Instinctively Blaine picked up the Thompson submachine gun and activated the bolt on top. The unmistakable sound was similar to racking a shotgun. He firmly pushed the stock into his shoulder, ready to fire. He'd expected the footsteps to retreat with the loud sound of the gun activating, but they kept coming closer. Blaine's heart pounded, his finger firmly on the trigger. Let me see your face, you bastard.
The next instant, there was a face to go with the footsteps.
The new President of the United States, Lyndon Baines Johnson, had just rounded the corner, and Blaine had the gun pointed directly at the man's chest. In the blackness of the night, Johnson's face went completely white.
A split second later, Blaine would have pulled the trigger...
Blaine struggled to regain his composure as the reality of what had just happened washed over him. Fourteen hours after losing a president, the nation had come chillingly close to losing another one.

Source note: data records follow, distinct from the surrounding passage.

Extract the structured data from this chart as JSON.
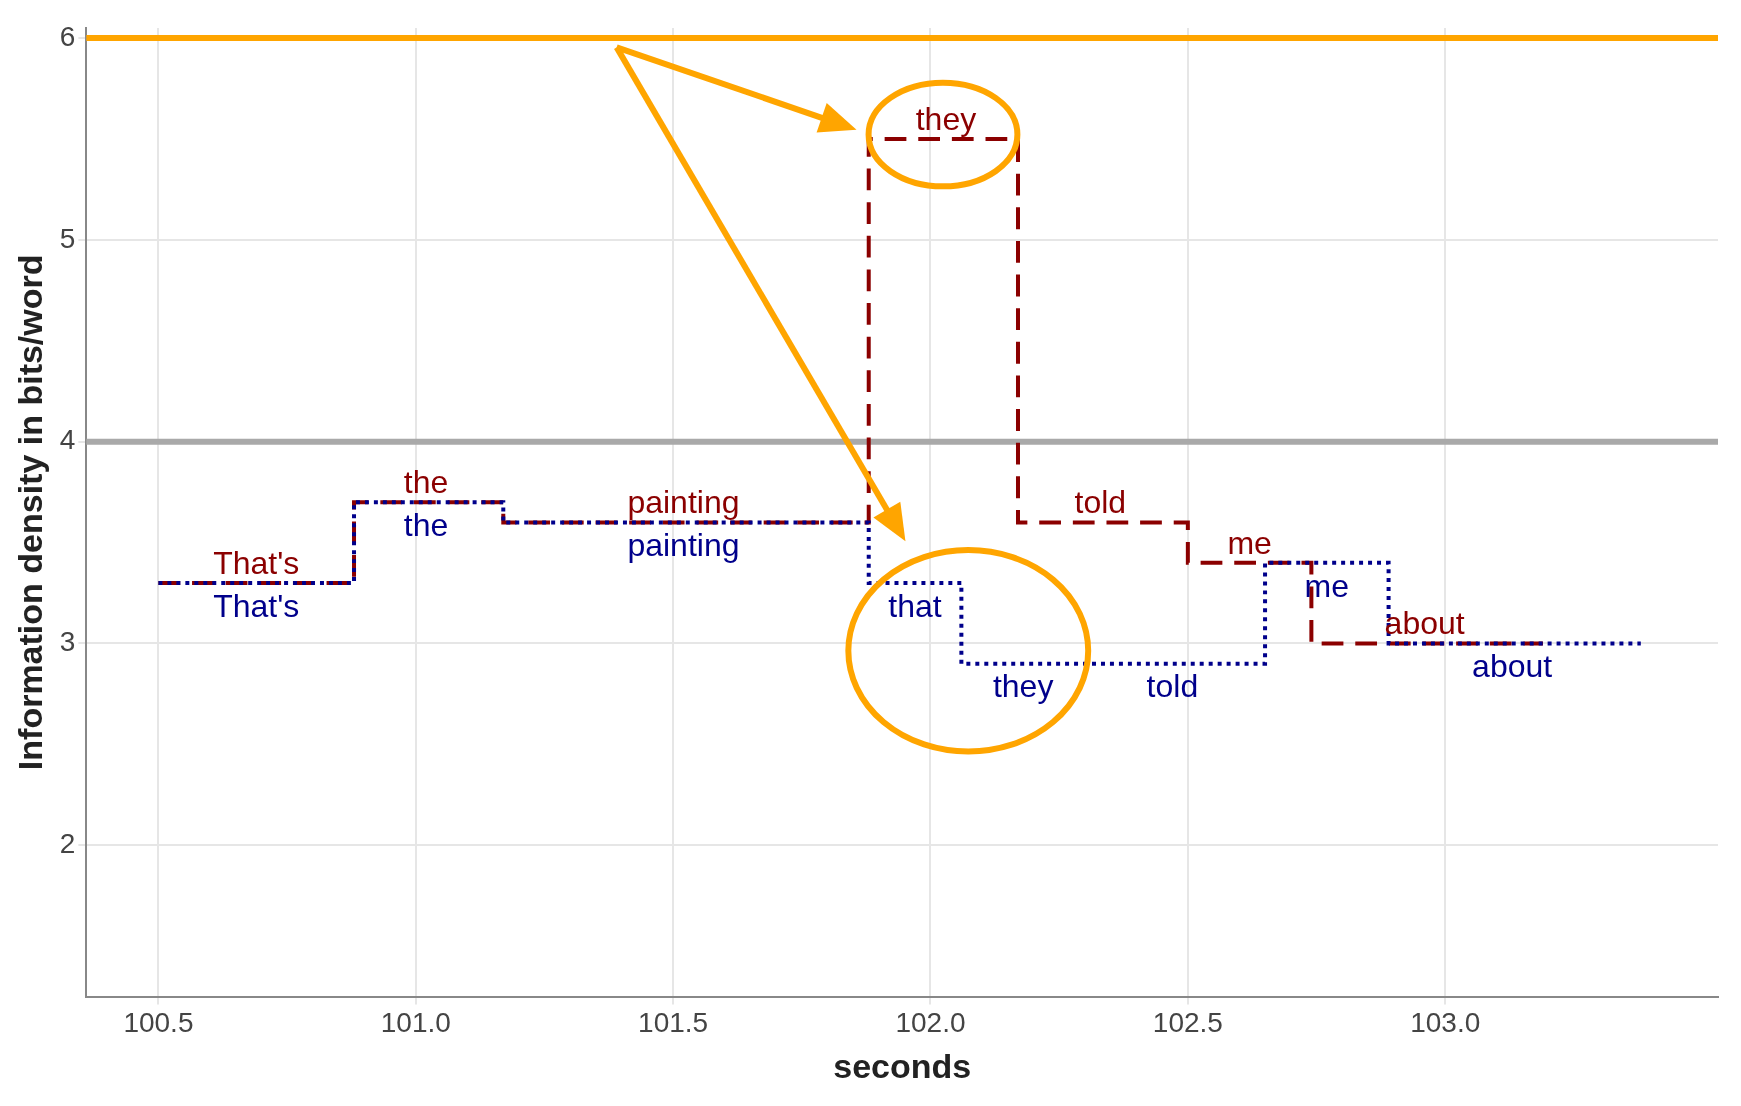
{
  "chart_data": {
    "type": "step",
    "xlabel": "seconds",
    "ylabel": "Information density in bits/word",
    "xlim": [
      100.36,
      103.53
    ],
    "ylim": [
      1.25,
      6.05
    ],
    "xticks": [
      100.5,
      {
        "value": 101,
        "label": "101.0"
      },
      101.5,
      {
        "value": 102,
        "label": "102.0"
      },
      102.5,
      {
        "value": 103,
        "label": "103.0"
      }
    ],
    "yticks": [
      2,
      3,
      4,
      5,
      6
    ],
    "grid": true,
    "legend": false,
    "ref_lines": [
      {
        "axis": "y",
        "value": 4,
        "color": "#a9a9a9"
      },
      {
        "axis": "y",
        "value": 6,
        "color": "#ffa500"
      }
    ],
    "series": [
      {
        "color": "#8b0000",
        "line_style": "dashed",
        "x": [
          100.5,
          100.69,
          100.88,
          101.02,
          101.17,
          101.52,
          101.88,
          102.03,
          102.17,
          102.33,
          102.5,
          102.62,
          102.74,
          102.96,
          103.19
        ],
        "values": [
          3.3,
          3.3,
          3.7,
          3.7,
          3.6,
          3.6,
          5.5,
          5.5,
          3.6,
          3.6,
          3.4,
          3.4,
          3.0,
          3.0,
          3.0
        ],
        "value_labels": [
          null,
          "That's",
          null,
          "the",
          null,
          "painting",
          null,
          "they",
          null,
          "told",
          null,
          "me",
          null,
          "about",
          null
        ]
      },
      {
        "color": "#00008b",
        "line_style": "dotted",
        "x": [
          100.5,
          100.69,
          100.88,
          101.02,
          101.17,
          101.52,
          101.88,
          101.97,
          102.06,
          102.18,
          102.47,
          102.65,
          102.77,
          102.89,
          103.13,
          103.38
        ],
        "values": [
          3.3,
          3.3,
          3.7,
          3.7,
          3.6,
          3.6,
          3.3,
          3.3,
          2.9,
          2.9,
          2.9,
          3.4,
          3.4,
          3.0,
          3.0,
          3.0
        ],
        "value_labels": [
          null,
          "That's",
          null,
          "the",
          null,
          "painting",
          null,
          "that",
          null,
          "they",
          "told",
          null,
          "me",
          null,
          "about",
          null
        ]
      }
    ]
  }
}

The book also includes the first-ever account of the fateful day by Clint Hill, the agent who jumped on the back of the car in the midst of the shooting and pushed Jackie down into the back seat.
And Blaine dismisses speculation about Kennedy's relationship with Marilyn Monroe. He says that he was on duty the night of May 19, 1962, the famous birthday fundraiser at which Monroe sang for the president. Blaine says that Monroe was present later in Kennedy's suite at the Carlyle Hotel, but that she "left before the other guests."
And he says that the only other time Monroe was in the president's company was in Santa Monica in 1961, at the home of Peter and Pat Lawford, where Kennedy took a brief swim before departing.